Appendix: Bitcoin and Other Digital Currencies

Bitcoin’s appeal to a large group of users stems partly from the degree of anonymity it provides to users while transferring money. Included in this group are users who take advantage of this anonymity through illegal transactions, as they are difficult to trace. Outside of illicit activities, Bitcoin is popular because of its ease-of use and its technical design to be independent of both public and private institutions. Furthermore, some users are attracted by the limitation on the creation of additional Bitcoins.

The Bitcoin network is run by computer programmers known as “miners”. Miners confirm all transactions that take place in the Bitcoin network through a mathematical proof of work process, eliminating the need for a central authority overseeing the network. Miners that solve the proof of work formula are rewarded with newly minted bitcoins. Currently, miners are rewarded 25 bitcoins for each confirmed block of transactions, which occurs on average every 10 minutes. About every four years, the reward is halved, resulting in a finite money supply of 21 million bitcoins which is expected to be completely mined by the year 2140. At that point, it is expected that miners will be rewarded with transaction fees from individual payments rather than newly minted bitcoins to incentivize them to continue mining. There are currently about 12.1 million bitcoins in circulation.

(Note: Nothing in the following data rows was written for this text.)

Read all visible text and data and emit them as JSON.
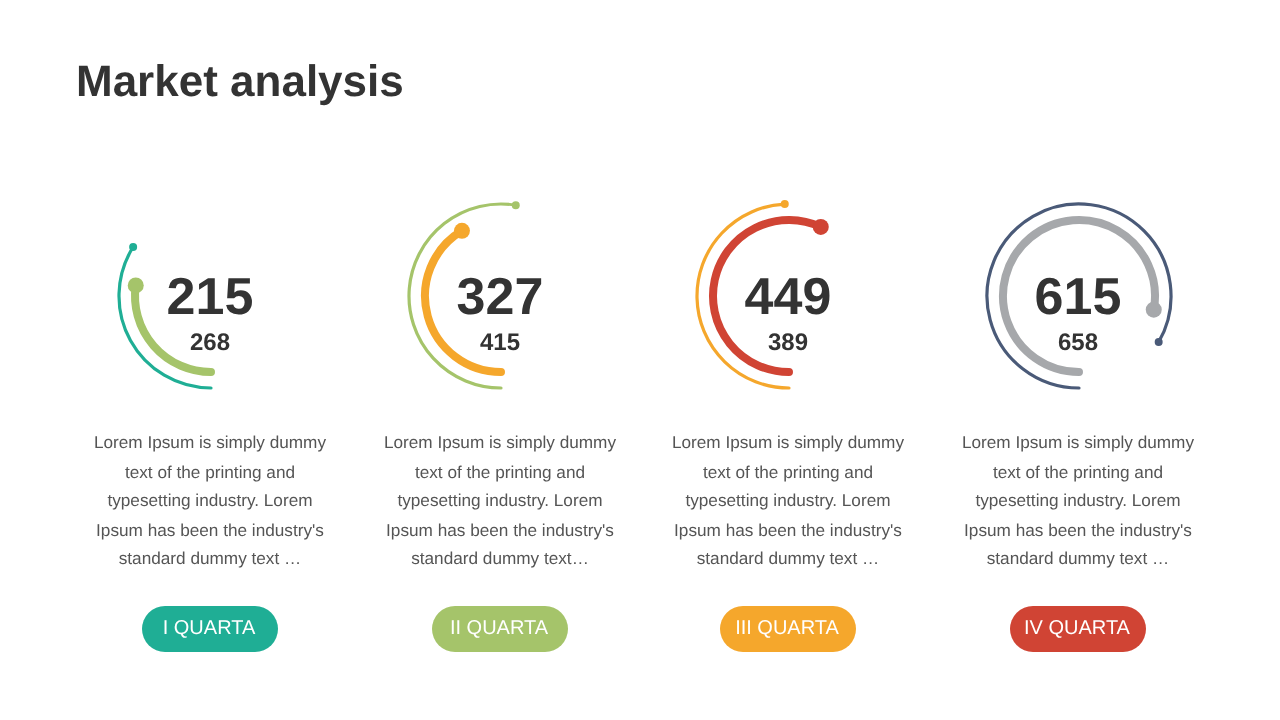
{
  "chart_data": [
    {
      "type": "other",
      "title": "Market analysis",
      "data_labels": true,
      "xlabel": "I QUARTA",
      "color": "#1fae95",
      "annotations": [
        "Lorem Ipsum is simply dummy text of the printing and typesetting industry. Lorem Ipsum has been the industry's standard dummy text …"
      ],
      "values": [
        215,
        268
      ],
      "colors": [
        "#a5c46a",
        "#1fae95"
      ]
    },
    {
      "type": "other",
      "data_labels": true,
      "xlabel": "II QUARTA",
      "color": "#a5c46a",
      "annotations": [
        "Lorem Ipsum is simply dummy text of the printing and typesetting industry. Lorem Ipsum has been the industry's standard dummy text…"
      ],
      "values": [
        327,
        415
      ],
      "colors": [
        "#f5a72c",
        "#a5c46a"
      ]
    },
    {
      "type": "other",
      "data_labels": true,
      "xlabel": "III QUARTA",
      "color": "#f5a72c",
      "annotations": [
        "Lorem Ipsum is simply dummy text of the printing and typesetting industry. Lorem Ipsum has been the industry's standard dummy text …"
      ],
      "values": [
        449,
        389
      ],
      "colors": [
        "#d04434",
        "#f5a72c"
      ]
    },
    {
      "type": "other",
      "data_labels": true,
      "xlabel": "IV QUARTA",
      "color": "#d04434",
      "annotations": [
        "Lorem Ipsum is simply dummy text of the printing and typesetting industry. Lorem Ipsum has been the industry's standard dummy text …"
      ],
      "values": [
        615,
        658
      ],
      "colors": [
        "#a6a8ab",
        "#4a5a78"
      ]
    }
  ]
}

All Bitcoin transactions are recorded on an online public ledger known as the block chain. Each transaction since Bitcoin’s inception in 2009 is available on the block chain, preventing double-spending of a bitcoin. One stores their bitcoins in a “wallet”, which has access to multiple Bitcoin addresses. For Bitcoin users, a wallet keeps track of one’s ownership of bitcoins. It functions very similarly to an ordinary current account. Users can initiate a transfer or receive bitcoins from other users’ “wallets.” Bitcoins can be transferred between wallets in exchange for a service or as a donation. One can also acquire Bitcoins by exchanging a conventional currency into bitcoins at a private online exchange. Finally, bitcoins can be earned by ‘mining’, but the need for large computing power prohibits ordinary users from earning bitcoins via mining.

To send and receive bitcoins, the payee sends their address (or public key) to the payer who signs the transaction with his private key (known only to him) which is then time stamped and broadcast out to the network (see figure below). Each address consists of a series of 27-34 alphanumeric characters which has its own balance of bitcoins. One does not need to provide identifiable information such as their name or home address, so it is possible to remain largely anonymous while sending and receiving bitcoins.

Other Notable Digital Currencies

While Bitcoin is the most widely known and used digital currency today, there are several dozen more digital currencies available, such as Ripple, Litecoin and Peercoin. Most of them are based on the same technology that Bitcoin pioneered. Adaptations mostly involve weaknesses identified with the Bitcoin network. For example, to improve speed and reduce computing cost an alternative encryption standard to the one used by Bitcoin may be employed. Other digital currencies differentiate themselves by the degree of anonymity, the process of transaction verification and the dynamics of money supply.